If you only need basic speech-to-text dictation functionality, then TalkTyper may well be adequate. TalkTyper is a simple, free-to-use website that captures user speech and renders it in plain text ready for being copied and then pasted elsewhere. It's not possible to sign up for an account, meaning that the website is designed simply for immediate and straightforward use.
TalkTyper was created with the aim of making voice dictation freely available to anyone who needed it. According to TalkTyper, it first became possible when Google added speech input functionality to its Chrome browser.
Once a user has loaded the TalkTyper website, they can click the microphone button and begin dictating.

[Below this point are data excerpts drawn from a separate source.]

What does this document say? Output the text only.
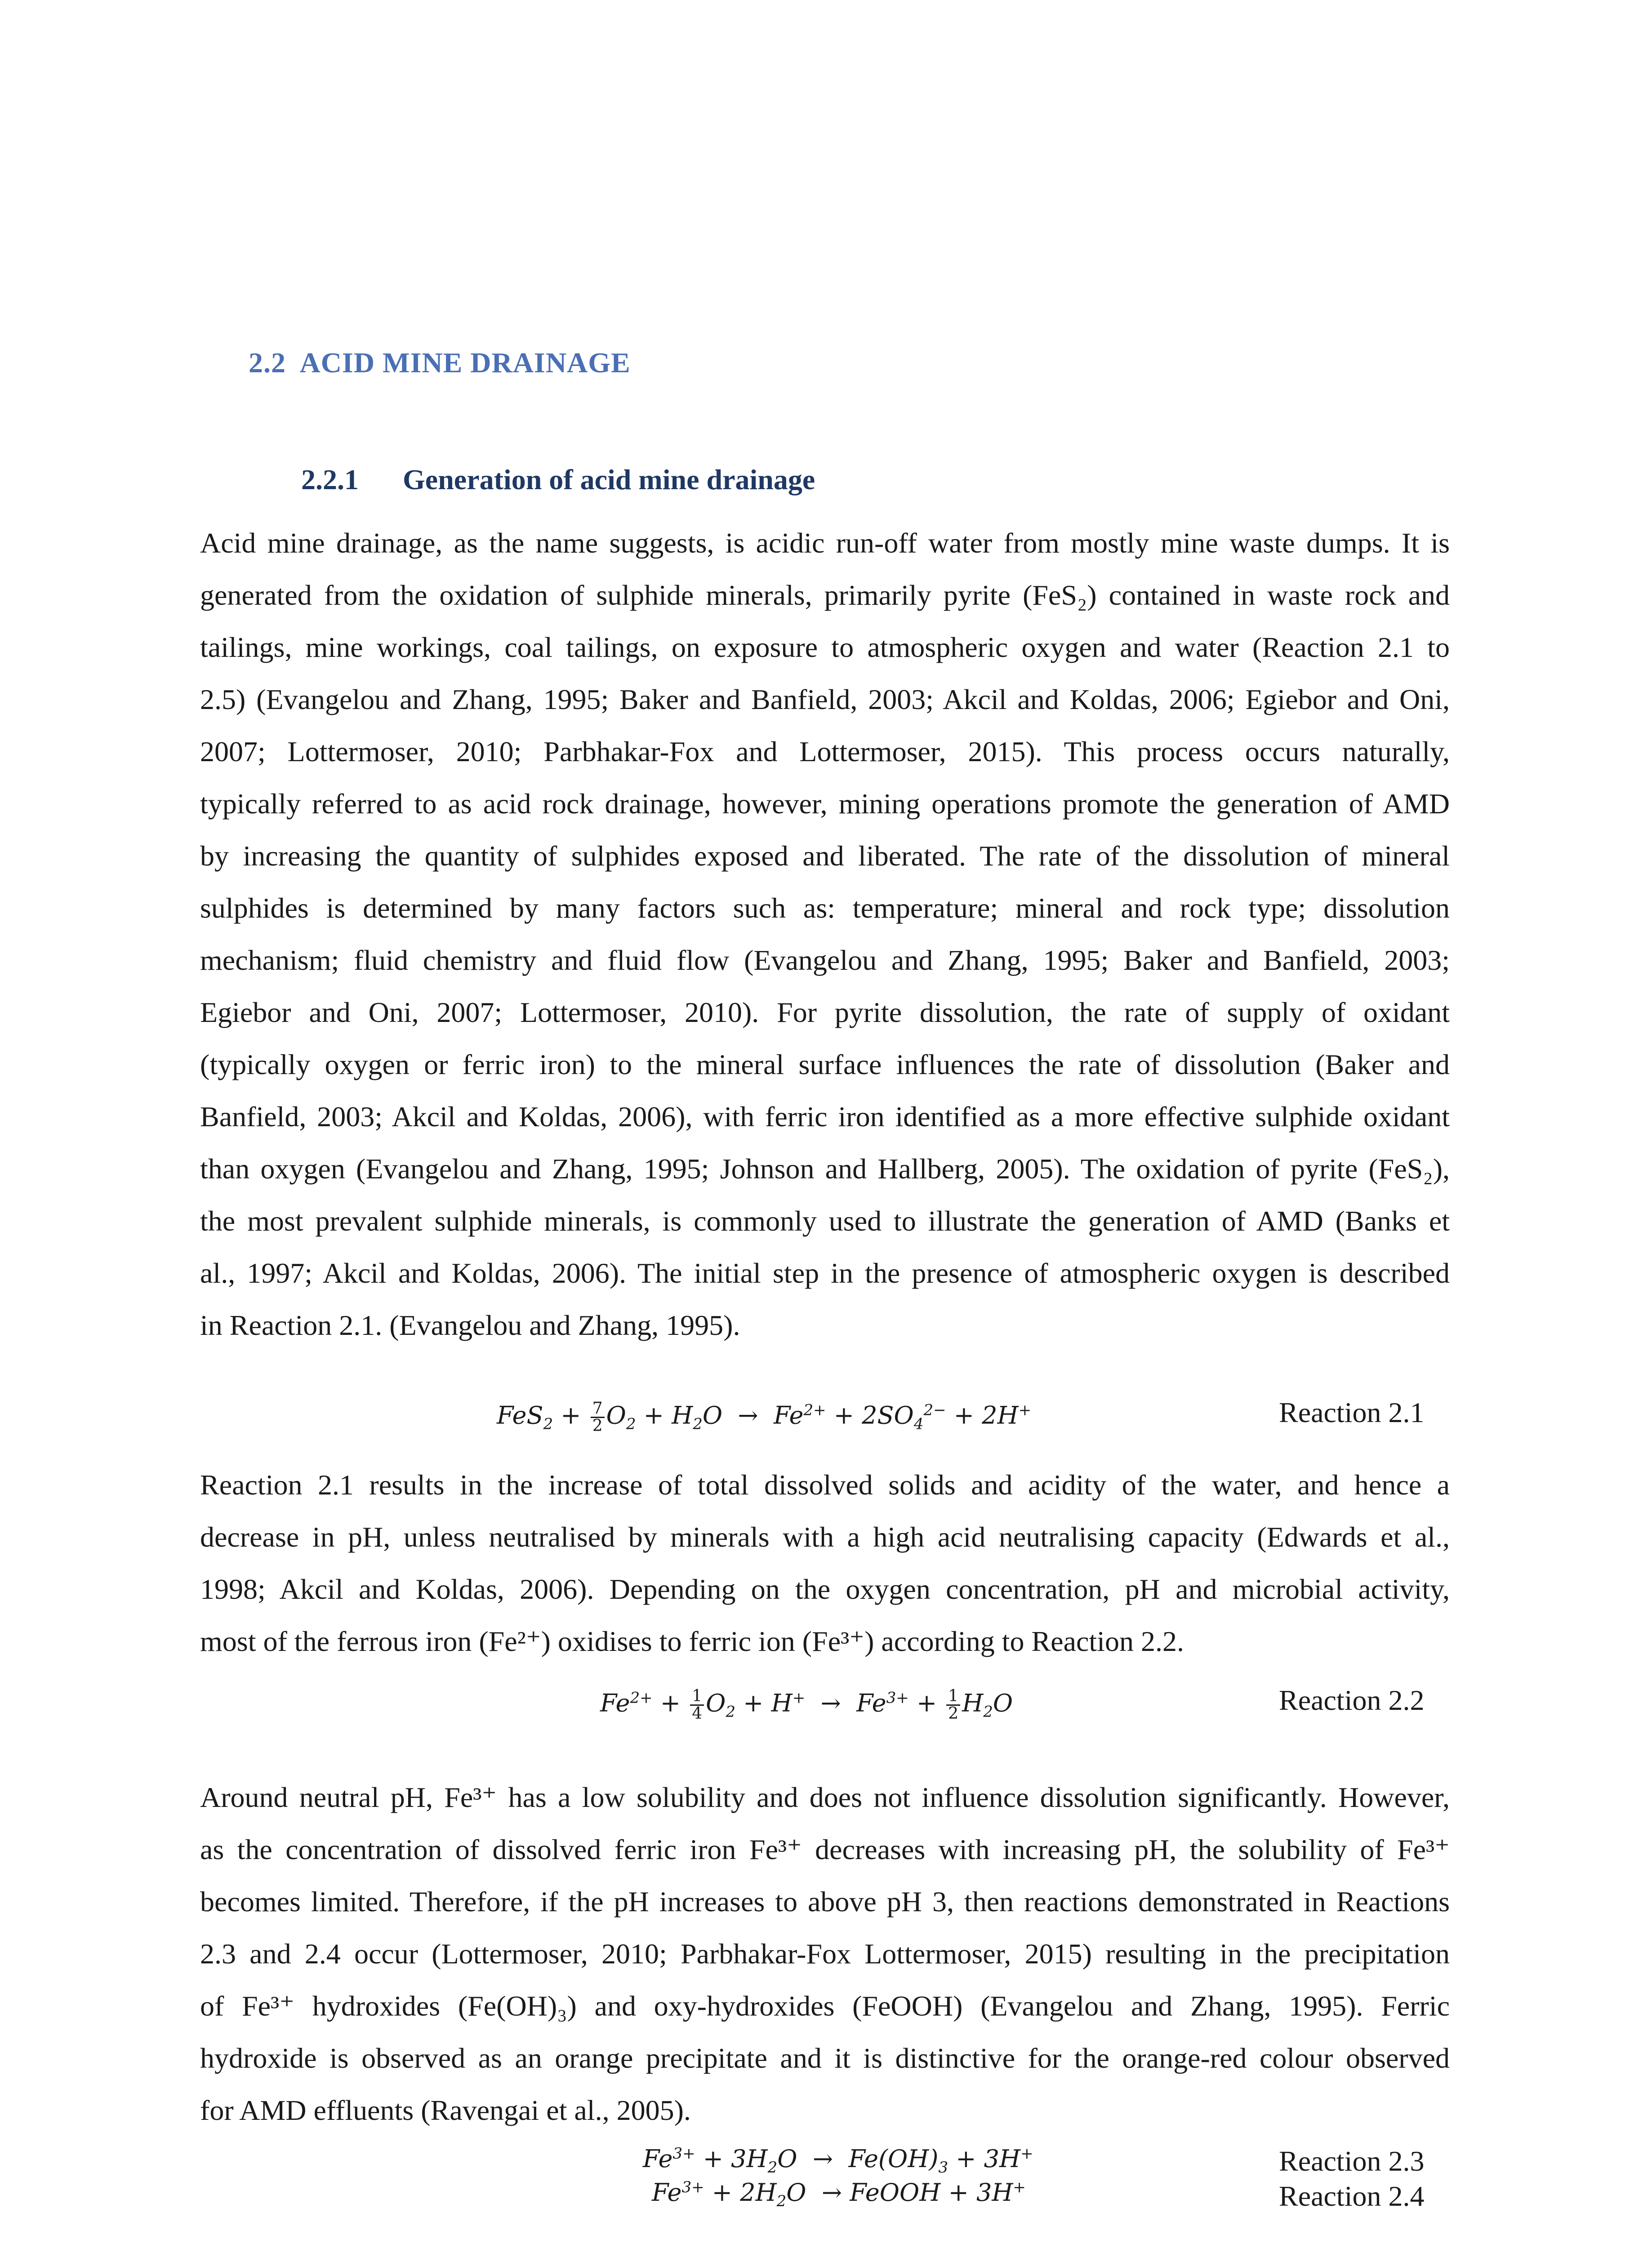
2.2 ACID MINE DRAINAGE
2.2.1 Generation of acid mine drainage
Acid mine drainage, as the name suggests, is acidic run-off water from mostly mine waste dumps. It is
generated from the oxidation of sulphide minerals, primarily pyrite (FeS₂) contained in waste rock and
tailings, mine workings, coal tailings, on exposure to atmospheric oxygen and water (Reaction 2.1 to
2.5) (Evangelou and Zhang, 1995; Baker and Banfield, 2003; Akcil and Koldas, 2006; Egiebor and Oni,
2007; Lottermoser, 2010; Parbhakar-Fox and Lottermoser, 2015). This process occurs naturally,
typically referred to as acid rock drainage, however, mining operations promote the generation of AMD
by increasing the quantity of sulphides exposed and liberated. The rate of the dissolution of mineral
sulphides is determined by many factors such as: temperature; mineral and rock type; dissolution
mechanism; fluid chemistry and fluid flow (Evangelou and Zhang, 1995; Baker and Banfield, 2003;
Egiebor and Oni, 2007; Lottermoser, 2010). For pyrite dissolution, the rate of supply of oxidant
(typically oxygen or ferric iron) to the mineral surface influences the rate of dissolution (Baker and
Banfield, 2003; Akcil and Koldas, 2006), with ferric iron identified as a more effective sulphide oxidant
than oxygen (Evangelou and Zhang, 1995; Johnson and Hallberg, 2005). The oxidation of pyrite (FeS₂),
the most prevalent sulphide minerals, is commonly used to illustrate the generation of AMD (Banks et
al., 1997; Akcil and Koldas, 2006). The initial step in the presence of atmospheric oxygen is described
in Reaction 2.1. (Evangelou and Zhang, 1995).
$FeS_2 + \frac{7}{2} O_2 + H_2O \to Fe^{2+} + 2SO_4^{2-} + 2H^+$	Reaction 2.1
Reaction 2.1 results in the increase of total dissolved solids and acidity of the water, and hence a
decrease in pH, unless neutralised by minerals with a high acid neutralising capacity (Edwards et al.,
1998; Akcil and Koldas, 2006). Depending on the oxygen concentration, pH and microbial activity,
most of the ferrous iron (Fe²⁺) oxidises to ferric ion (Fe³⁺) according to Reaction 2.2.
$Fe^{2+} + \frac{1}{4} O_2 + H^+ \to Fe^{3+} + \frac{1}{2} H_2O$	Reaction 2.2
Around neutral pH, Fe³⁺ has a low solubility and does not influence dissolution significantly. However,
as the concentration of dissolved ferric iron Fe³⁺ decreases with increasing pH, the solubility of Fe³⁺
becomes limited. Therefore, if the pH increases to above pH 3, then reactions demonstrated in Reactions
2.3 and 2.4 occur (Lottermoser, 2010; Parbhakar-Fox Lottermoser, 2015) resulting in the precipitation
of Fe³⁺ hydroxides (Fe(OH)₃) and oxy-hydroxides (FeOOH) (Evangelou and Zhang, 1995). Ferric
hydroxide is observed as an orange precipitate and it is distinctive for the orange-red colour observed
for AMD effluents (Ravengai et al., 2005).
$Fe^{3+} + 3H_2O \to Fe(OH)_3 + 3H^+$	Reaction 2.3
$Fe^{3+} + 2H_2O$  → FeOOH + 3H+	Reaction 2.4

In addition to basic dictation, users can add basic punctuation by using commands like "period", "question mark" and "new paragraph".
If they are happy with the resulting text, they can add it to their saved text pad. Having finished their dictation, the user is able to add symbols, copy the text, print it, send it to Twitter, send it via an email or translate it into a different language.
Windows, Google, Compadre Interact, Sonic Extractor
Microsoft Windows Speech Recognition
Many people won't realise this, but Microsoft has been building native speech recognition software into Windows for some time. Although the functionality existed previously, it has been more fully integrated since Vista under the guise of Windows Speech Recognition.
Windows Speech Recognition can be used to both control a computer with voice commands and dictate text. A short setup process is required in order to calibrate the user's microphone, and the software can be trained to better understand a user's speech by creating a voice profile that it uses to recognise the individual.
Windows Speech Recognition can be used to give a number of common commands such as opening specific applications, scrolling in any direction and switching between open programs. The software can be used in conjunction with programs such as browsers. Its dictation functionality can be used with word processing applications or, for example, when filling out forms online.
The software is compatible with English, French, Spanish, German, Japanese, Simplified Chinese, and Traditional Chinese.
Google Voice Search
As well as being available on its Android mobile devices, Google's Voice Search functionality can now also be used direct from its Chrome browser and as a Windows 8 application. Users may find it quicker or just preferential to use voice commands when searching, or it may be necessary for accessibility.
Most Google Voice Search requests will simply take you to a list of results, but certain requests will have Google speak back a direct answer to you. Examples include, "What's the weather like?" and "What is $100 in pounds?"
In addition to Voice Search, it has also been reported that Google will be bringing voice input to Google Docs. There's no word on whether it will allow users to give commands or just dictate, but the additional functionality will mean that an increasing number of Google tools can be controlled with speech input.
SpeechGear Compadre Interact
SpeechGear was founded in 2001 and focuses on translating languages instantly for what people say, hear, read, write or type. Its Compadre product suite has a variety of uses, including translating documents. Compadre Interact, however, is used for providing instant translation of spoken conversations.
Interact allows users to say something out loud and have it spoken back in another language. Likewise, something spoken in a foreign language can be translated and spoken back in English. SpeechGear says that translation is instant, so there is no need to wait in order to hear something repeated back. The software also transcribes conversations automatically.
Digital Syphon Sonic Extractor
Digital Syphon's Sonic Extractor allows users to make automated transcriptions from any audio source. Users can simply input source content, such as a YouTube video link, and the software will analyse and transcribe the content. According to Digital Syphon, the software can be configured to work with most European and Asian languages, and up to 16 hours of content can be transcribed in an hour.